Exploring The Need For More Inclusivity In Fitness

Let’s face the elephant in the room, shall we? The gym is still a predominantly masculine environment, often with their ripped bodies taking selfies in the mirror. Yes, I’m talking about ‘gymhibition’.

But jokes and stereotypes apart, ‘gymhibiton’ is a thing. 33% of youngsters (between 18-25 years old) feel too self-conscious to go to the gym and almost a quarter said to be worried they’re “not fit enough” (23%) and that “everyone will look at them” (24%).

But why do gyms have a lack of diversity and feel like an intimidating place for most people? That’s what we’re about to find out. 

Photo by Anastase Maragos on Unsplash

The fact is, the whole fitness world is infested with buff, well-toned bodies. From social media to fitness marketing campaigns, they’re everywhere, as if the world is only inhabited by ripped people.

The good news is that a new kind of fitness studios and gyms are paying attention to the lack of diversity in the fitness industry. Their focus is to bring diversity, inclusivity, and representation and framing exercise as a feel-good tool.

Photo by Geert Pieters on Unsplash

GRL GYM is a great example. Founded by three British women, this studio based in London aims to embrace and hold a safe space for those who don’t feel welcomed in traditional gyms.

“We’d all had many similar experiences, both of how exercise can positively transform your life but equally, of how gym culture can feed into insecurities and misleading belief systems about health, beauty and your body”

Jessica Redman co-founder of GRL GYM to Refinery 29
Photo by Danielle Cerullo on Unsplash

Jessica said that patronizing behaviors and inappropriate comments are, unfortunately, common in traditional fitness studios and gyms.

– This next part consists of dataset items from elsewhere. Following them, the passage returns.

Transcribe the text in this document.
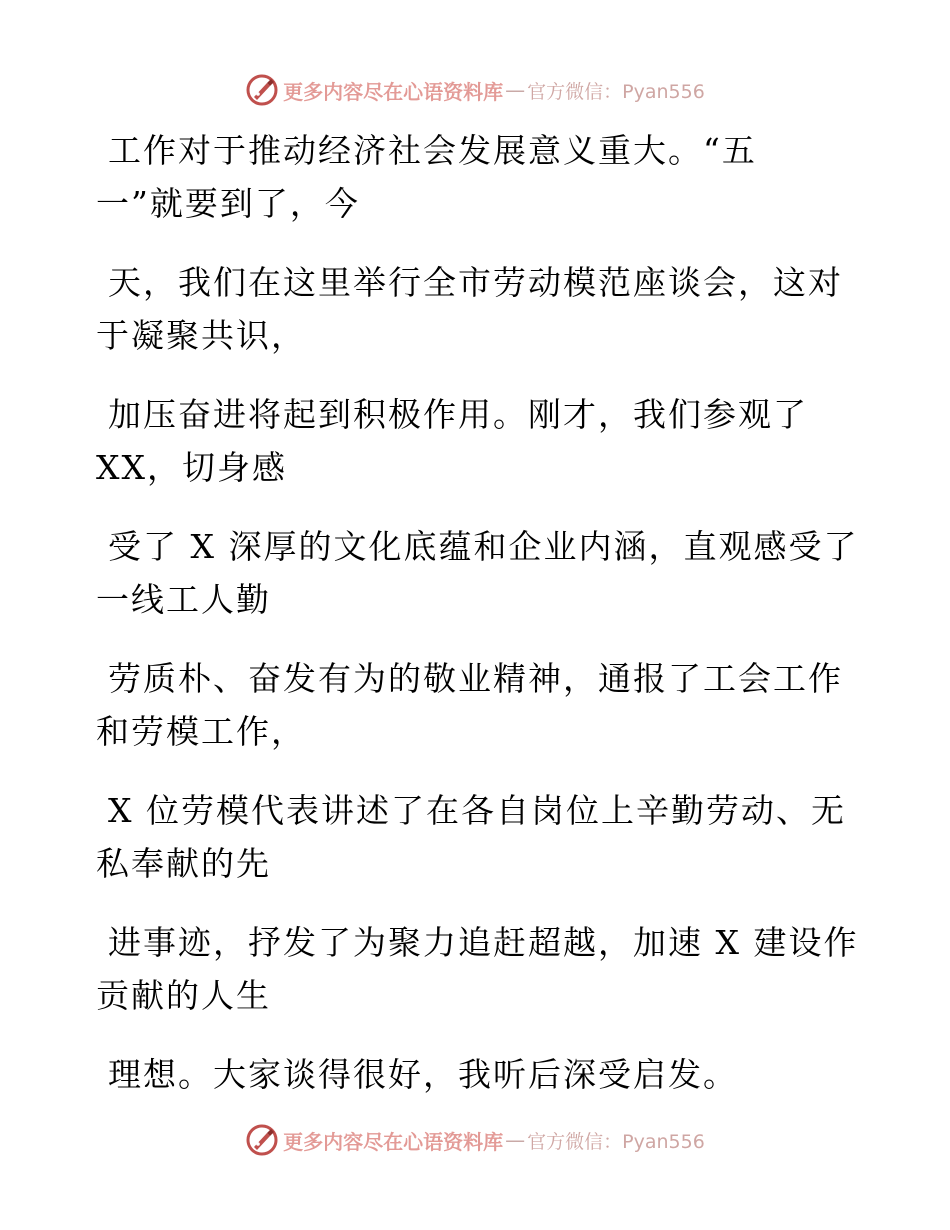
更多内容尽在心语资料库 — 官方微信：Pyan556

工作对于推动经济社会发展意义重大。“五
一”就要到了，今

天，我们在这里举行全市劳动模范座谈会，这对
于凝聚共识，

加压奋进将起到积极作用。刚才，我们参观了
XX，切身感

受了 X 深厚的文化底蕴和企业内涵，直观感受了
一线工人勤

劳质朴、奋发有为的敬业精神，通报了工会工作
和劳模工作，

X 位劳模代表讲述了在各自岗位上辛勤劳动、无
私奉献的先

进事迹，抒发了为聚力追赶超越，加速 X 建设作
贡献的人生

理想。大家谈得很好，我听后深受启发。

更多内容尽在心语资料库 — 官方微信：Pyan556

With a couple of uncomfortable situations she experienced herself, she decided with two other friends to open a space in which people of all shapes, sizes, abilities, and sexualities feel comfortable to work out.

Photo by Trust “Tru” Katsande on Unsplash

“Personal trainers often focus their attention on how a person wants to look as a goal, mostly because that’s how many view goals around fitness”

Jessica Redman co-founder of GRL GYM to Refinery 29

Redman points out that social media has just enhanced the negative influence and focuses on achieving a specific appearance rather than getting physically and mentally healthier.

Photo by bruce mars on Unsplash

The social pressure that we have to be in a particular shape or look is already a heavyweight we carry on our shoulders. It was about time gyms would recognize that and do something about it.